What with record unemployment, a massive squeeze on incomes and welfare and public services being slashed, it’s tough for the Portuguese these days. Not for all of them, mind you. Not the shareholders and top executives of Portugal’s banks.
True, the country’s banks are now in the red, with the largest sustaining collective losses in excess of Euros 1 billion in 2011. The EU-IMF-ECB sponsored austerity measures have sent the country into a deep recession and so they’ve been left with a mountain of bad debts. And then there’s that bad gambling habit in Greece that for a good period of time was highly lucrative, but now their luck has definitely turned. The EU has also demanded they ‘deleverage’, that is, that they lend less for any given quantity of capital in the coffers, meaning fewer possibilities of a quick speculative profit.
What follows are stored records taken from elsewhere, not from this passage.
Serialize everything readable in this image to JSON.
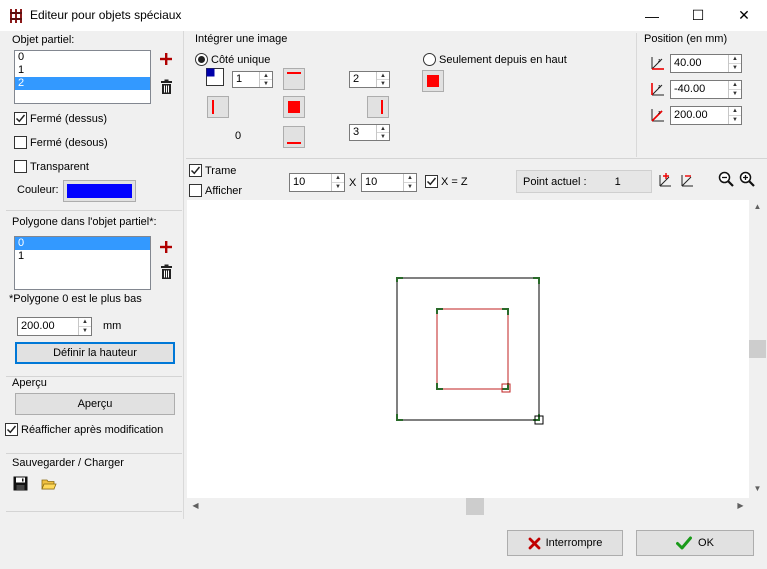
{
  "window": {
    "title": "Editeur pour objets spéciaux",
    "minimize_glyph": "—",
    "maximize_glyph": "☐",
    "close_glyph": "✕"
  },
  "partial_object": {
    "label": "Objet partiel:",
    "items": [
      "0",
      "1",
      "2"
    ],
    "selected_index": 2,
    "closed_top_label": "Fermé (dessus)",
    "closed_top_checked": true,
    "closed_bottom_label": "Fermé (desous)",
    "closed_bottom_checked": false,
    "transparent_label": "Transparent",
    "transparent_checked": false,
    "color_label": "Couleur:",
    "color_value": "#0000ff"
  },
  "polygon": {
    "label": "Polygone dans l'objet partiel*:",
    "items": [
      "0",
      "1"
    ],
    "selected_index": 0,
    "note": "*Polygone 0 est le plus bas",
    "height_value": "200.00",
    "height_unit": "mm",
    "define_height_label": "Définir la hauteur"
  },
  "preview": {
    "label": "Aperçu",
    "button_label": "Aperçu",
    "refresh_label": "Réafficher après modification",
    "refresh_checked": true
  },
  "save_load": {
    "label": "Sauvegarder / Charger",
    "save_icon": "floppy-disk-icon",
    "open_icon": "folder-open-icon"
  },
  "integrate_image": {
    "label": "Intégrer une image",
    "single_side_label": "Côté unique",
    "single_side_selected": true,
    "from_top_label": "Seulement depuis en haut",
    "from_top_selected": false,
    "spin_left": "1",
    "spin_top_right": "2",
    "spin_bottom_right": "3",
    "bottom_value": "0",
    "accent": "#ff0000"
  },
  "position": {
    "label": "Position (en mm)",
    "x": "40.00",
    "y": "-40.00",
    "z": "200.00"
  },
  "toolbar": {
    "grid_label": "Trame",
    "grid_checked": true,
    "show_label": "Afficher",
    "show_checked": false,
    "grid_x": "10",
    "times_label": "X",
    "grid_y": "10",
    "x_eq_z_label": "X = Z",
    "x_eq_z_checked": true,
    "current_point_label": "Point actuel :",
    "current_point_value": "1"
  },
  "footer": {
    "cancel_label": "Interrompre",
    "ok_label": "OK",
    "cancel_color": "#c00000",
    "ok_color": "#1a9a1a"
  }
}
But, unlike your average João who has little if any chance of accessing affordable credit to tide him through until better times come, top banks like Banco Comercial Portugues, Banco Espirito Santo and Banco BPI have never had it better. They can borrow almost for free, or at a 1% interest rate from the European Central Bank. And then in a fantastic wheeze, the banks lend the money back, at a significant premium, to governments who are in effect the ones behind the same dirt cheap ECB loans. They make a handsome profit, for doing nothing, literally. For the government is also asking them nicely to lend to businesses and consumers, but there’s not much sign of this.
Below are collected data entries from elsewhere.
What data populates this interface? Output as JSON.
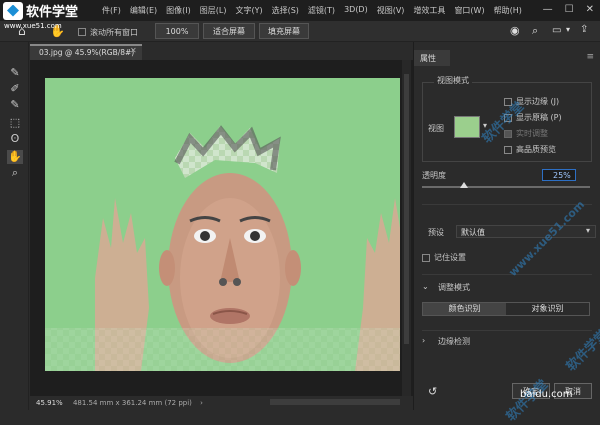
{
  "app": {
    "title": "软件学堂",
    "menu": [
      "件(F)",
      "编辑(E)",
      "图像(I)",
      "图层(L)",
      "文字(Y)",
      "选择(S)",
      "滤镜(T)",
      "3D(D)",
      "视图(V)",
      "增效工具",
      "窗口(W)",
      "帮助(H)"
    ]
  },
  "options": {
    "scroll_all_label": "滚动所有窗口",
    "zoom_label": "100%",
    "fit_label": "适合屏幕",
    "fill_label": "填充屏幕"
  },
  "document": {
    "tab_title": "03.jpg @ 45.9%(RGB/8#)",
    "zoom": "45.91%",
    "dimensions": "481.54 mm x 361.24 mm (72 ppi)"
  },
  "panel": {
    "tab": "属性",
    "view_mode_title": "视图模式",
    "view_label": "视图",
    "checkboxes": {
      "show_edge": "显示边缘 (J)",
      "show_original": "显示原稿 (P)",
      "realtime": "实时调整",
      "hq_preview": "高品质预览"
    },
    "opacity_label": "透明度",
    "opacity_value": "25%",
    "opacity_fraction": 0.25,
    "preset_label": "预设",
    "preset_value": "默认值",
    "remember_label": "记住设置",
    "adjust_mode_title": "调整模式",
    "color_recog": "颜色识别",
    "object_recog": "对象识别",
    "edge_detect_title": "边缘检测",
    "cancel_label": "取消",
    "ok_label": "确定"
  },
  "watermarks": {
    "site": "www.xue51.com",
    "text": "软件学堂",
    "footer": "baidu.com"
  },
  "colors": {
    "accent": "#2d6fc4",
    "canvas_green": "#8ccf8c"
  }
}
And if the bank’s larger shareholders are less than happy today with the share price performance, they can at least comfort themselves with the thought of their nice little nest egg, built up from their share of the £6 billion in dividends paid out over the past decade or so.
The banks’ executives, meanwhile, have to put up with packages are a little less shiny these days, but at least it is reassuring to know they are not among the 1,000 or so bank workers losing their jobs, along with the closure of 150 odd branches around the country. And they can also remind themselves of the piles of cash they have in their own personal offshore accounts, full to brimming with all those bonuses linked to the Euros 24 billion profits they’ve made from largely idiotic investments over the last 10 years.
But most importantly, there’s the thought that if it gets really tough, the bank executives can rely on a fresh hand out (aka ‘recapitalization’) of Euros 12 billion of public money, which is part of the Euros 78 billion IMF-EU-ECB package with lethal austerity strings attached and reserved, not for bankers who caused the country’s downfall, but for the misery of João and millions of other ordinary Portuguese.